Should I be sharing my personal gnosis more?
I just started a Tumblr, finally, and as I did a brief search for folks who post material on the Vanir, I quickly found myself overwhelmed. There really are quite a few people already posting about our gods. I’m reminded of names I’ve yet to study in sufficient depth or connect with spiritually… I need to learn more about, and hopefully connect with, Lytir, who seems to be the Vanic god of travel or divination, or maybe both, I don’t know.
I realize in all of this, that I am daunted.
First because I am irrationally territorial about Vanatru. I say “irrational” because I know quite well that there is really no good reason at all why I should be. I would admonish anyone else who allowed such feelings to affect their behavior towards other Vanatruar, so of course I admonish myself even more harshly.
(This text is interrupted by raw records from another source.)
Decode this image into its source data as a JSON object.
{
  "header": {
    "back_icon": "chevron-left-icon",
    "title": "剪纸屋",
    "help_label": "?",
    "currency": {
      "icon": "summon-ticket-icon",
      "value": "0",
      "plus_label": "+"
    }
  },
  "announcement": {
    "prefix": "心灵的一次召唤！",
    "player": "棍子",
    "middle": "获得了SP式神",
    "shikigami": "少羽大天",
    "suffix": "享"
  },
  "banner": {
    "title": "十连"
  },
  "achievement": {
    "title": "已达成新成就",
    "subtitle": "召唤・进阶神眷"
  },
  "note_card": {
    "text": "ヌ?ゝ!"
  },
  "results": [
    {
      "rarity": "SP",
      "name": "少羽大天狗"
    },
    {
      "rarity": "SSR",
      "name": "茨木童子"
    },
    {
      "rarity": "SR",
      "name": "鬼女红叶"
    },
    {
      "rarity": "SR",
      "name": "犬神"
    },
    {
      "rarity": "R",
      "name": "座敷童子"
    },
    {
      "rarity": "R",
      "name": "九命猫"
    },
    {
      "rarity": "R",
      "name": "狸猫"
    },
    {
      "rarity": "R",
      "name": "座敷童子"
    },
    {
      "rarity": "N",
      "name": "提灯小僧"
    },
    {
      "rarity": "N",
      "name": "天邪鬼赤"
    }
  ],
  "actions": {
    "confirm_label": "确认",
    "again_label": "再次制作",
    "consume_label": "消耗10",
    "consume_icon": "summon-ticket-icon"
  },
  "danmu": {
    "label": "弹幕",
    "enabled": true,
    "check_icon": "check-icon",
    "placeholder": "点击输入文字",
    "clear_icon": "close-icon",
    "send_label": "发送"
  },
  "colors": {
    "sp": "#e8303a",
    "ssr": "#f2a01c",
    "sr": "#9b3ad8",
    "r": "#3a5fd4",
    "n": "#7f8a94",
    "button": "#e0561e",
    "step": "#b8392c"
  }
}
But I also realize that, while I’ll post about politics, and sometimes about my spiritual experiences here in Modern Midgard (aka “the real world”), and more rarely, a bit of dream I had, I by and large don’t post about my personal Gnosis.
Some of that is that I expect it to be rejected, and the more deeply felt the inspirational experience was, the more it hurts to have it rejected. But a lot of it is that when I read other people’s gnosis, I as often as not find myself thinking “No, that’s clearly not right.”
I’m not rude enough to poke at people about it, because it’s no business of mine to tell someone else that their gnosis isn’t good enough for me. Their gnosis isn’t FOR me. So there’s nothing wrong with them having gnosis that doesn’t suit me.
But I apparently feel that there IS something wrong with me having gnosis that isn’t for everyone else. And perhaps more to the point, that there’s something very wrong with me having gnosis I can’t then turn around and prove (?!) is correct.
So I share what is true in my experience with other humans, I will tell the tale of dreams I had, and I may, when I have built up a decent argument, or when my ideas seem of little consequence, share bits of my gnosis here and there.
But the important stuff I’m holding onto tightly.
And maybe I shouldn’t be.
Would you, my readers, prefer I share my Gnosis more freely?
Would you accept them – not necessarily in the sense of taking them on, but in the sense of not treating me poorly when what I’ve shared doesn’t suit you – if I did?